Kitsch, lively and glamorous, Canadian food writer Sarah Kramer bucks all the vegan stereotypes. She tells Leonie Cooper why an animal-free diet is cool
Veganism has rarely been associated with glamour; until now. Sarah Kramer not only produces gloriously kitsch vegan cookbooks, but also runs a tattoo shop with her husband, takes photographs, and appears in the occasional zombie flick. If ever a person was needed to dispel the notion of a vegan as a pale, insipid creature, Kramer is the woman to do it.
She has been a vegetarian from birth. "My dad is a hardcore meat eater, but my mum was head of the kitchen and she was vegetarian. She passed away when I was 10, so I didn't get to have a long intellectual conversation about it, but she loved animals, and thought that eating them was wrong and passed that down to me." Kramer was raised on typical 70s veggie fare of mostly lentils and beans, although she "did a little experimenting in high school" with meat.
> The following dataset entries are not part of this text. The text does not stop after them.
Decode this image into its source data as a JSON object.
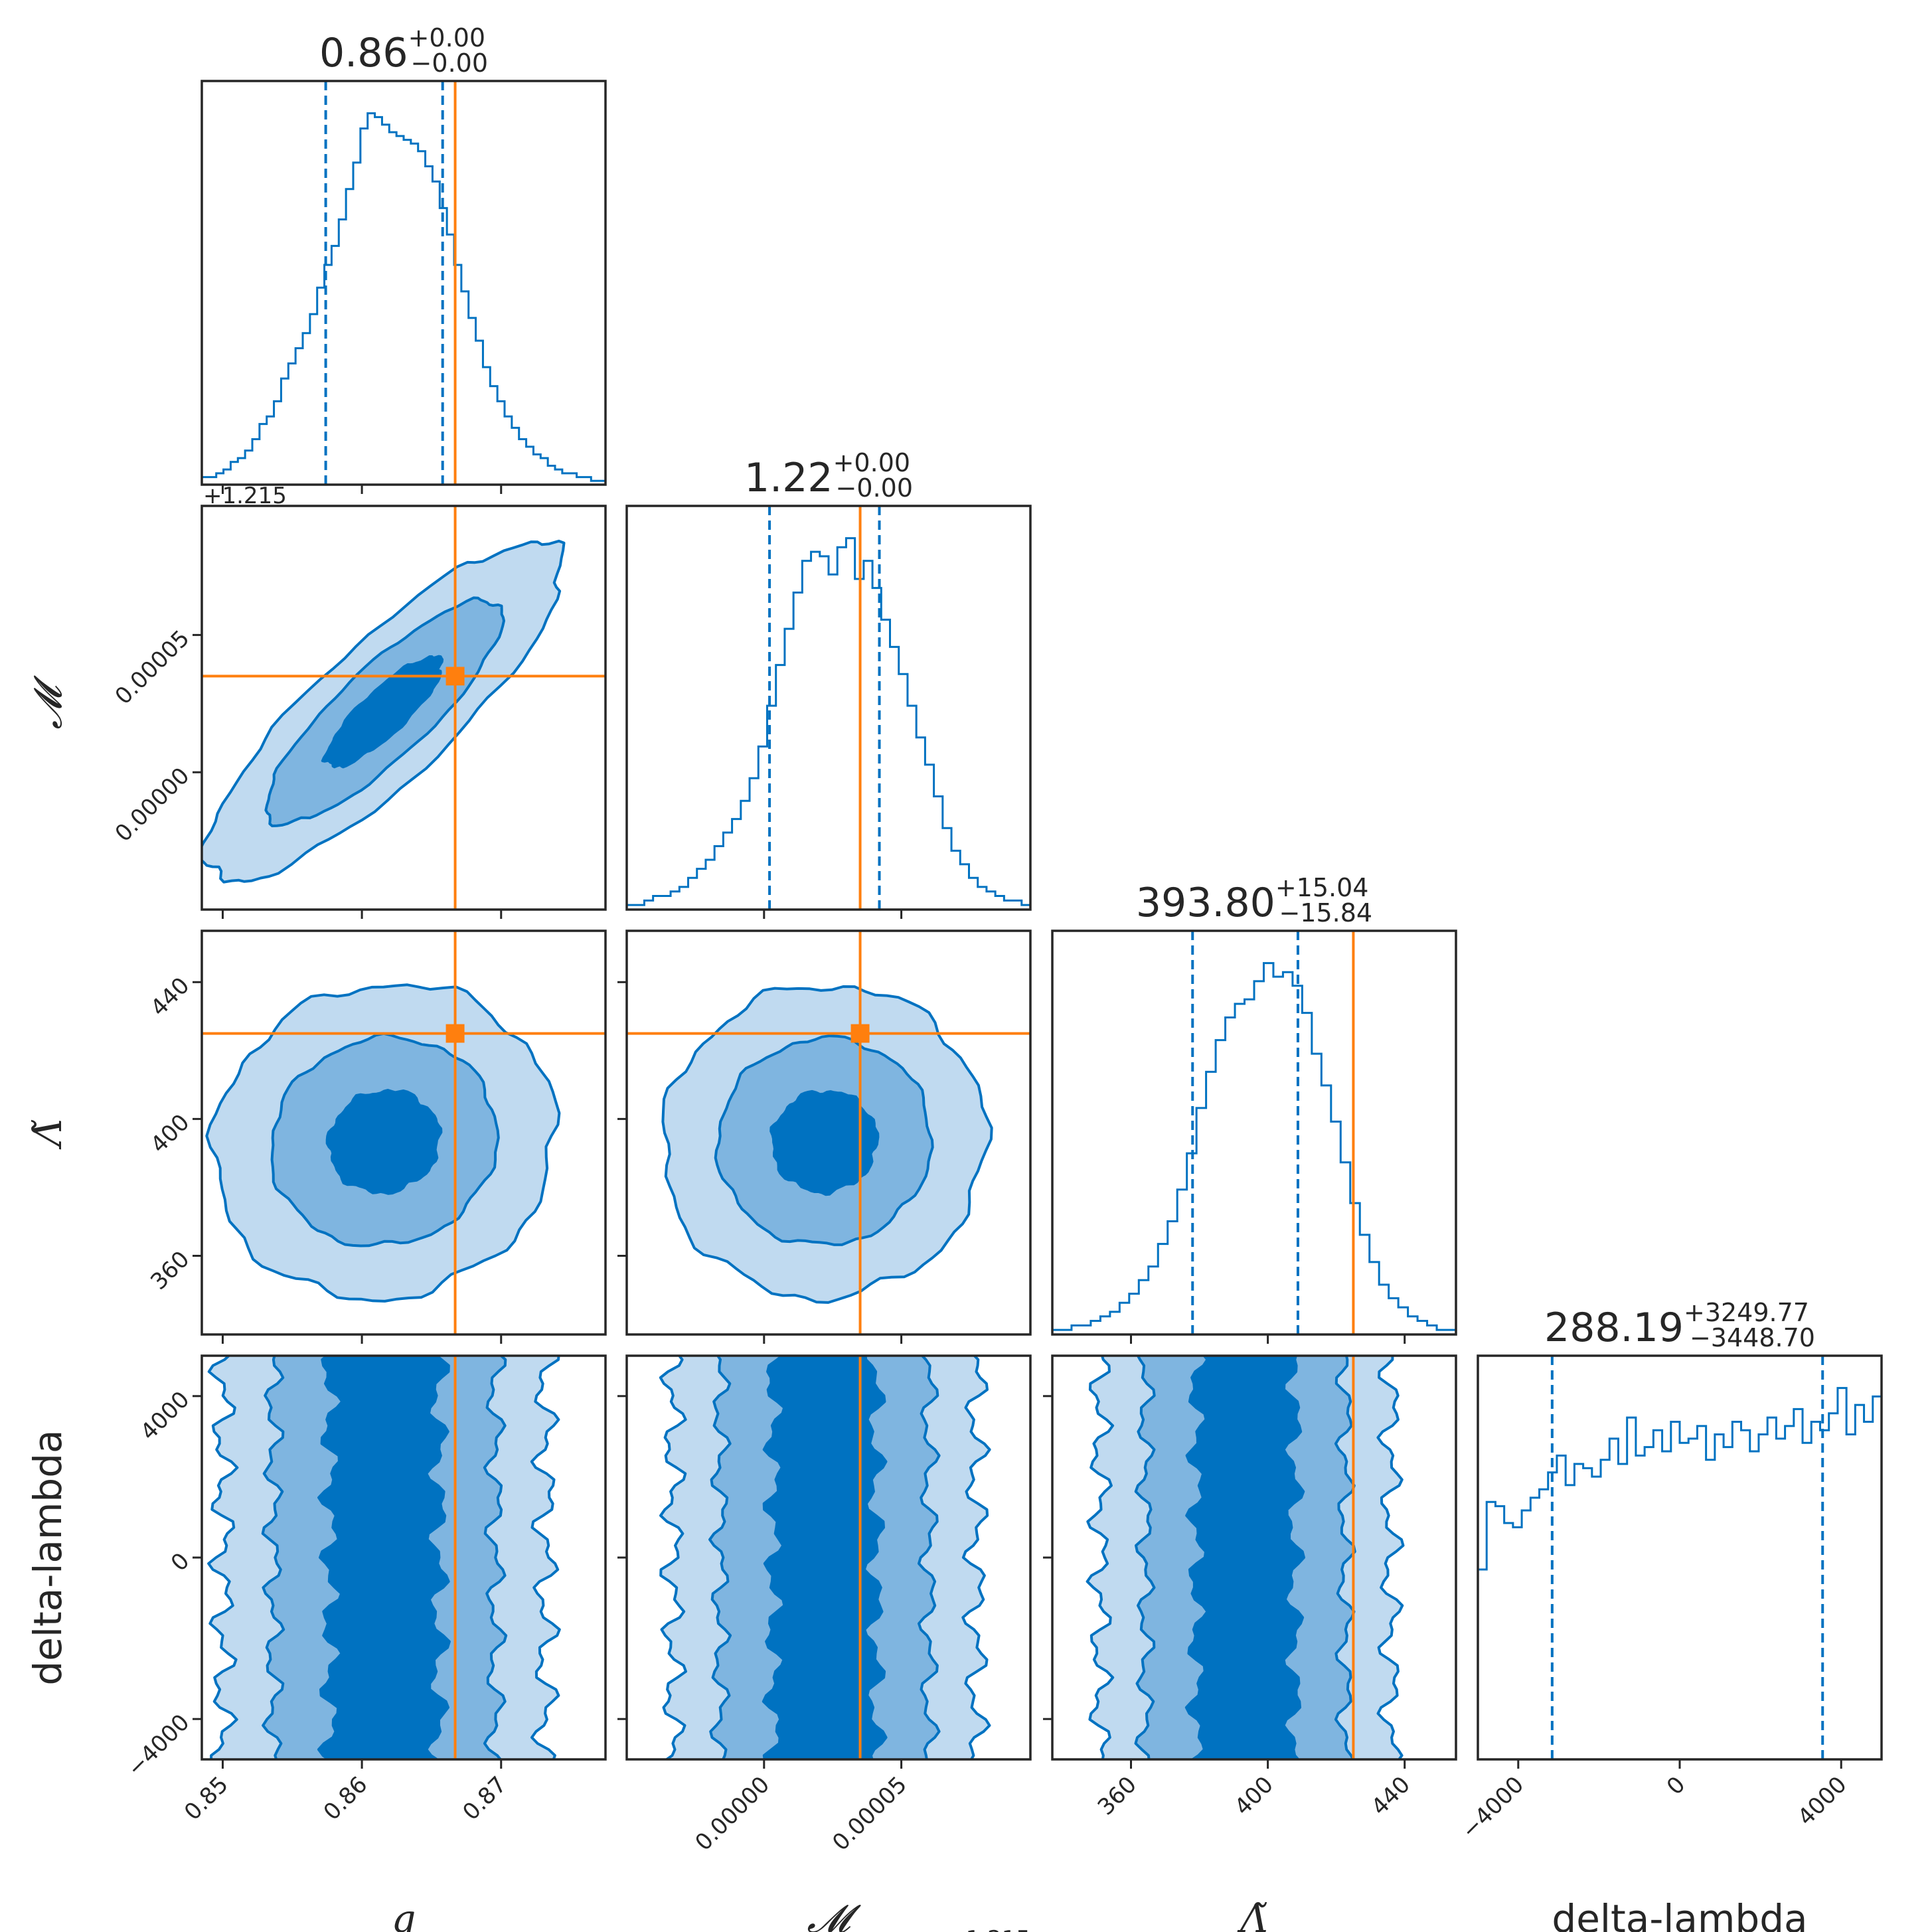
{
  "chart_data": {
    "type": "corner",
    "parameters": [
      {
        "key": "q",
        "label": "q",
        "ticks": [
          "0.85",
          "0.86",
          "0.87"
        ],
        "tick_values": [
          0.85,
          0.86,
          0.87
        ],
        "range": [
          0.8485,
          0.8775
        ],
        "offset": "",
        "title_value": "0.86",
        "title_plus": "+0.00",
        "title_minus": "−0.00",
        "q16": 0.8574,
        "q84": 0.8658,
        "truth": 0.8667
      },
      {
        "key": "mc",
        "label": "𝓜",
        "ticks": [
          "0.00000",
          "0.00005"
        ],
        "tick_values": [
          0.0,
          5e-05
        ],
        "range": [
          -5e-05,
          9.7e-05
        ],
        "offset": "+1.215",
        "title_value": "1.22",
        "title_plus": "+0.00",
        "title_minus": "−0.00",
        "q16": 2e-06,
        "q84": 4.2e-05,
        "truth": 3.5e-05
      },
      {
        "key": "lt",
        "label": "Λ̃",
        "ticks": [
          "360",
          "400",
          "440"
        ],
        "tick_values": [
          360,
          400,
          440
        ],
        "range": [
          337,
          455
        ],
        "offset": "",
        "title_value": "393.80",
        "title_plus": "+15.04",
        "title_minus": "−15.84",
        "q16": 378,
        "q84": 408.8,
        "truth": 425
      },
      {
        "key": "dl",
        "label": "delta-lambda",
        "ticks": [
          "−4000",
          "0",
          "4000"
        ],
        "tick_values": [
          -4000,
          0,
          4000
        ],
        "range": [
          -5000,
          5000
        ],
        "offset": "",
        "title_value": "288.19",
        "title_plus": "+3249.77",
        "title_minus": "−3448.70",
        "q16": -3160,
        "q84": 3540,
        "truth": null
      }
    ],
    "histograms": [
      [
        2,
        2,
        3,
        4,
        6,
        7,
        9,
        12,
        16,
        18,
        22,
        28,
        32,
        36,
        40,
        45,
        52,
        58,
        63,
        70,
        78,
        85,
        94,
        98,
        97,
        95,
        93,
        92,
        91,
        90,
        88,
        84,
        80,
        73,
        66,
        58,
        51,
        44,
        38,
        31,
        26,
        22,
        18,
        15,
        12,
        10,
        8,
        7,
        5,
        4,
        3,
        3,
        2,
        2,
        1,
        1
      ],
      [
        1,
        1,
        2,
        3,
        3,
        4,
        5,
        7,
        9,
        11,
        14,
        17,
        20,
        24,
        29,
        36,
        45,
        54,
        62,
        70,
        77,
        79,
        78,
        74,
        80,
        82,
        73,
        77,
        71,
        64,
        58,
        52,
        45,
        38,
        32,
        25,
        18,
        13,
        10,
        7,
        5,
        4,
        3,
        2,
        2,
        1
      ],
      [
        1,
        1,
        2,
        2,
        3,
        4,
        5,
        7,
        9,
        12,
        15,
        20,
        25,
        32,
        40,
        50,
        58,
        65,
        70,
        73,
        74,
        78,
        82,
        79,
        80,
        77,
        71,
        62,
        55,
        47,
        38,
        29,
        22,
        16,
        11,
        8,
        6,
        4,
        3,
        2,
        1,
        1
      ],
      [
        45,
        61,
        60,
        56,
        55,
        59,
        62,
        64,
        68,
        72,
        65,
        70,
        69,
        67,
        71,
        76,
        70,
        81,
        72,
        74,
        78,
        73,
        80,
        75,
        76,
        79,
        71,
        77,
        74,
        80,
        78,
        73,
        77,
        81,
        76,
        79,
        83,
        75,
        80,
        78,
        82,
        88,
        77,
        84,
        80,
        86
      ]
    ],
    "levels": [
      "39%",
      "86%",
      "99%"
    ],
    "colors": {
      "contour": "#0072c1",
      "fill_inner": "#0072c1",
      "fill_mid": "#7fb5e0",
      "fill_outer": "#c0daf0",
      "truth": "#ff7f0e",
      "axes": "#262626"
    }
  }
}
She fell upon veganism in her 20s, when bedridden with chronic fatigue syndrome. Her doctor encouraged her to drink homogenised milk and eat liver, but Kramer did some research at the local library. "Everything leaned towards a plant-based diet," she says. So she switched from her "lazy vegetarian diet" of pasta, pasta and more pasta, to whole grains and fresh vegetables. "Once I changed my diet, my illness took a turn and now I'm 100%."
She readily admits, though, that being a vegan can be overwhelming at times. "The list of what we can't do is quite long and I think that's why sometimes people fall off the vegan wagon." But the thought of turning to meat is anathema to Kramer: "To me it would be like drinking a glass of blood."